I went to church on Sunday. A normal and simple thing for a Christian to do, you might say. And indeed, I do it every week, and indeed, this week it was as simple as always. I got up early, hopped on a green Egged bus to the Old City, and hurried through the Jaffa Gate and along Christian Quarter Road, enjoying the silent peace of the streets when all the stores were shuttered and locked before the beginning of the day.

When I reached the Church of the Holy Sepulchre, I slipped across the courtyard and inside the Greek Orthodox Catholicon just in time for the beginning of Orthros. As the priests processed through the Aedicule of Christ’s crypt and into the main Greek Orthodox sanctuary, the familiar holy scent of incense filled my nostrils, the solemn chanting of the priests soothed my ears as doves flitted about in the dome up above, and the presence of others congregating around the church calmed me as they silently gathered to light their candles and worship.

Perhaps it was a bit odd, going to church on a day that in Israel is the start of the work week. Perhaps it was a bit odd, heading to worship when those on the bus around me were bustling to their jobs or heading out to do their weekly shopping. Perhaps it was a bit odd, but it was easy, natural, simple — something that is hardly natural, easy, or simple in the rest of the Middle East.

Greek Orthodox Orthros at Church of the Holy Sepulchre.

Greek Orthodox Orthros at Church of the Holy Sepulchre.

It’s certainly not easy, natural, or simple for my brothers and sisters in Iraq, where Christians have been kicked out of their homes by ISIS, slaughtered, and forced into refugee camps in Kurdistan.
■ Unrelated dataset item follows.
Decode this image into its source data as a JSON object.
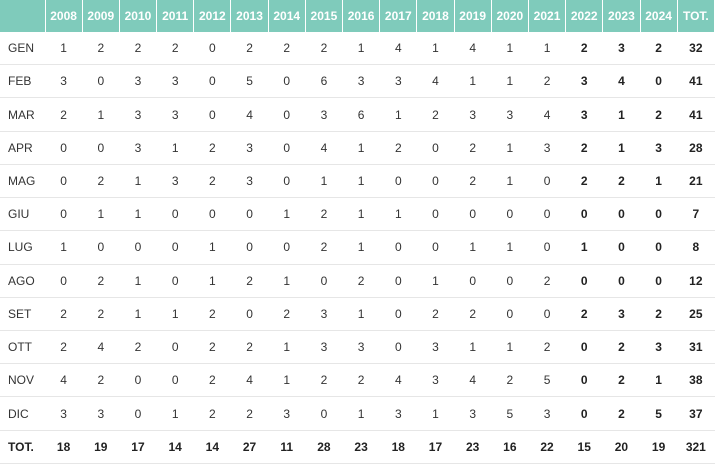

It is not as easy for the minority of Coptic Christians continually threatened and faced with violence and hatred in Egypt. It is not as easy for the Christians in Syria, suffering from the persecution of ISIS and the Syrian civil war. It is not easy for Christians nearly anywhere else in the Middle East — except here, in Israel, where the Basic Laws of Israel protect the free practice of religion in this country. It is a protection denied to my brethren in surrounding countries.

So this is a simple thank you to Israel — for the simple joy of allowing me to attend church freely on Sunday, and for making it so easy to do so.
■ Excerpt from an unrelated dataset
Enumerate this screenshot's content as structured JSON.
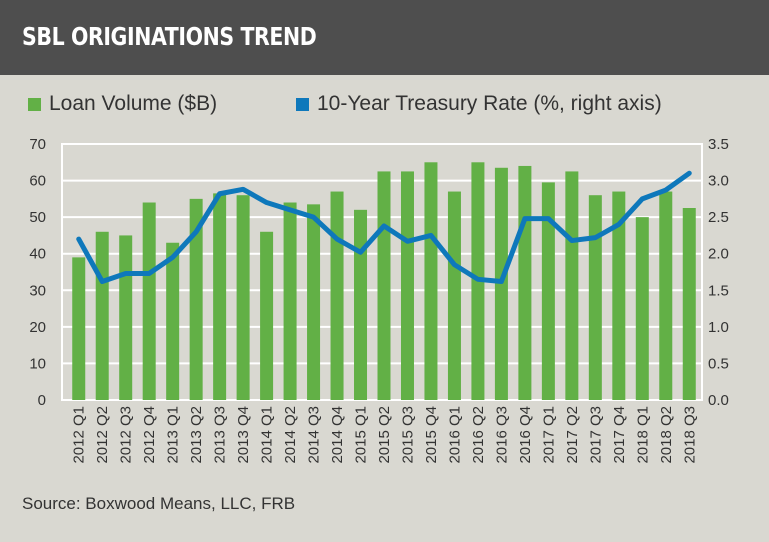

It may seem like a silly thing to be thankful for, or an obvious truth hardly even worthy of note, but it is not — it is a tremendous blessing. Moreover, as those nations surrounding Israel that first directed their persecution at driving out the Jews now turn their attention to Christians, it is a blessing that ought never be taken for granted.

I have no one but Israel and Israel’s religious freedom to thank, that as an American Christian visiting Israel I can go to worship freely at the site where many believe Christ was crucified and resurrected. Thank you Israel for your toleration, for your protection, and for providing a sanctuary and haven of freedom as you face the threat of annihilation on all sides.

Thank you for making it so simple for me to go to church on Sunday.